19/4/25

Sábado Santo

 

Captura de un vídeo en YouTube. Canal del Grupo S. Francisco

      Hace muchos años, tal día como hoy, víspera del Domingo de Resurrección, era el Sábado de Gloria y los cristianos de entonces no sabíamos muy bien por qué se le llamaba así y si estábamos celebrando algo o no había nada que celebrar hasta el día siguiente. Yo, de niña, pensaba que lo que celebrábamos era el haber terminado aquel triste Viernes Santo en el que cerraban cines y bares, los coches no circulaban por las calles, no se podía encender la radio y hasta, si hablábamos en voz alta, nos decían: Calla, calla, que el Señor está muerto

      Al día siguiente, la cosa se suavizaba, entraba en la normalidad, pero era como un día de espera hasta el domingo, en que nos compraban la campanita de barro blanco para celebrar la Resurrección, cosa que no duraba mucho, pues el badajo de aquellas campanas se caía al rato de sacudirlas y adiós tintineo. 

      Por lo que he leído y recordado, el Papa Pío XII, con su Reforma de la Liturgia, inició el intento de darle sentido a ese día que se quedaba ahí en medio sin un destino claro, pero se murió sin llevarlo a cabo y, como las cosas en la Iglesia van despacio, no fue hasta el Concilio Vaticano cuando ya nos aclaramos y empezamos a celebrar la Vigilia Pascual el sábado por la tarde/noche, con lo que el Sábado de Gloria pasó a mejor vida y ya fue Sábado Santo, uno de los días del Triduo Pascual. 

      Las únicas damnificadas fueron las que se llamaban Gloria, que se quedaron sin saber cuando celebrar su santo, pero como para entonces ya se celebraba más bien el cumpleaños, no tuvo mucha repercusión el cambio.

 

8/4/25

Aquella posguerra



       Mi abuela materna murió cuando yo tenía 10 años y, por tanto, fue antes de eso cuando mi madre me enviaba algunas tardes a su casa para que ella me diera la merienda: una esquina de pan de la que sacaba la miga, echaba aceite y azúcar en el hueco y volvía a colocar la miga, que se empapaba de aceite y azúcar. Una merienda gourmet que pocas niñas tenían y que yo tampoco podía disfrutar todos los días, solo en contadas ocasiones.

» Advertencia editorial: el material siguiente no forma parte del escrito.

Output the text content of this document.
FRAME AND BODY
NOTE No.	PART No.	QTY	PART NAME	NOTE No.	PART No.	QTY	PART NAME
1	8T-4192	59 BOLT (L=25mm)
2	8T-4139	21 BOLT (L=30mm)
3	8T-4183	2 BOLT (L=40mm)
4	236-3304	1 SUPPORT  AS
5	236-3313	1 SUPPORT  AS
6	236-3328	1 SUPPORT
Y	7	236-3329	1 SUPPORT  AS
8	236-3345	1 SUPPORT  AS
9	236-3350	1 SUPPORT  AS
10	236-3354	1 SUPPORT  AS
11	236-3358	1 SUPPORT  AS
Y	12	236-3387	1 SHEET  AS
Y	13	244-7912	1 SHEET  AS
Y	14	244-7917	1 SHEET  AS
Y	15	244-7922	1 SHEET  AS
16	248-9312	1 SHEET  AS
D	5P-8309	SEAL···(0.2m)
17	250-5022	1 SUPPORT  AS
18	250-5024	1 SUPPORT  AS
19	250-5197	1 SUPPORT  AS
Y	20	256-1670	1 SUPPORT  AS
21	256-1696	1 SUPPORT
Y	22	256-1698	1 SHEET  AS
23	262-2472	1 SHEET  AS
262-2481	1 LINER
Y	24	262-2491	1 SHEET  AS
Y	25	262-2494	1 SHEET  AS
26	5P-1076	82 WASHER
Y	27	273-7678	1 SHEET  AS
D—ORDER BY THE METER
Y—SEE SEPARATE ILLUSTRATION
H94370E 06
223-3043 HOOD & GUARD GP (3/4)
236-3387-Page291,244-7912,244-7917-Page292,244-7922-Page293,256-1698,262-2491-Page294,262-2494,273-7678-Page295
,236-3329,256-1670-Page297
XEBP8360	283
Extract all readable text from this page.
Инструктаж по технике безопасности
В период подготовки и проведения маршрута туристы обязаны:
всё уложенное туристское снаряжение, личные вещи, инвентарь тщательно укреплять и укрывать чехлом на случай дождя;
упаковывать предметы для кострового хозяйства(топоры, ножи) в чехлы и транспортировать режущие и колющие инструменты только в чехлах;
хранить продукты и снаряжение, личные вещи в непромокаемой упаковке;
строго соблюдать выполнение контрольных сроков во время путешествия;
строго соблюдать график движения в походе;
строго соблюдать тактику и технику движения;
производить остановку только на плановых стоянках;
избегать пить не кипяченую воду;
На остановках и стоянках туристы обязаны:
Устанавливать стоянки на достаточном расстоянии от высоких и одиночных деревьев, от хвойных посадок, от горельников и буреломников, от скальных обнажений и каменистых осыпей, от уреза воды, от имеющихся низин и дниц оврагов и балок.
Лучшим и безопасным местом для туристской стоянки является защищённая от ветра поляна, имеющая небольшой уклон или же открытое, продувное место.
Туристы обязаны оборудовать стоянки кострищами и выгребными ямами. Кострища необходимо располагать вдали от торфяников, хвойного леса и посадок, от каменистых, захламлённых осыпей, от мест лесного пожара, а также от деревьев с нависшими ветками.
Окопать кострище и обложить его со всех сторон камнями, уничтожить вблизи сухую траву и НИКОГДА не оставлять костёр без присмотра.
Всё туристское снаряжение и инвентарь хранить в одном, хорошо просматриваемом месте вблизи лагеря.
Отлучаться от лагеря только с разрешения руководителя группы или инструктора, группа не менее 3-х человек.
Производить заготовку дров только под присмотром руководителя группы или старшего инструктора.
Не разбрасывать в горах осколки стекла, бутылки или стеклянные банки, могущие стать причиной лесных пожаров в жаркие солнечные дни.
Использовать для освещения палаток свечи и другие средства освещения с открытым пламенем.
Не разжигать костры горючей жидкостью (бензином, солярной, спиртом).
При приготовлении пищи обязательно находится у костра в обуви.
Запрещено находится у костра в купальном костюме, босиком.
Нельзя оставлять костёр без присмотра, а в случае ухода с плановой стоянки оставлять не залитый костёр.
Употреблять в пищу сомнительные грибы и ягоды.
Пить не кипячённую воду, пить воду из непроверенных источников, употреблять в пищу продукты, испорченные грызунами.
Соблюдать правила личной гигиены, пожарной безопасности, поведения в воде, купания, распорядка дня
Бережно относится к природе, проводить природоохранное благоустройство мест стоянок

      Cualquier niño que lea lo anterior supongo que no entenderá nada o que pensará que aquella niña de los años cuarenta era tremendamente pobre. No sabrá que el panadero traía a mi casa un pan oscuro y con sospechosas briznas en su interior, que el aceite comprado con las cartillas de racionamiento era de oliva, pero también oscuro, ácido y dejando posos en la botella, y que la azúcar, adquirida de la misma forma, había que guardarla para endulzar el desayuno y no podía "malgastarse" en caprichos semejantes para que llegara a fin de mes. 

      Pero ¡oh suerte del destino! Mi abuelo era contable en una fábrica de harinas y eso le daba acceso a un saco de harina blanca, que cambiaba al panadero, previa discutida gestión, por una determinada cantidad de piezas de pan maravillosamente blanco. Pero es que también y de forma para mí desconocida, el aceite de casa de mis abuelos, aunque también escaso, era otro mucho mejor, de un color más claro y transparente, menos fuerte, menos picante. Una delicia al alcance de pocas personas.

      Curiosamente, aquel pan “negro” de entonces era el codiciado integral de ahora y aquel despreciado aceite es el AOVE con Denominación de Origen, que una marca denomina "Amarga y pica", las señas de identidad de la aceituna picual de nuestra comarca Los Montes. Y, curiosamente también, algunas veces traía el panadero unos bollos de pan de maíz, amarillos al estar el grano con cáscara, que a mí me gustaban más que el pan blanco de mi abuela. Y que no he vuelto a probar, ya que ahora el pan de maíz no es amarillo y sabe igual que el de trigo.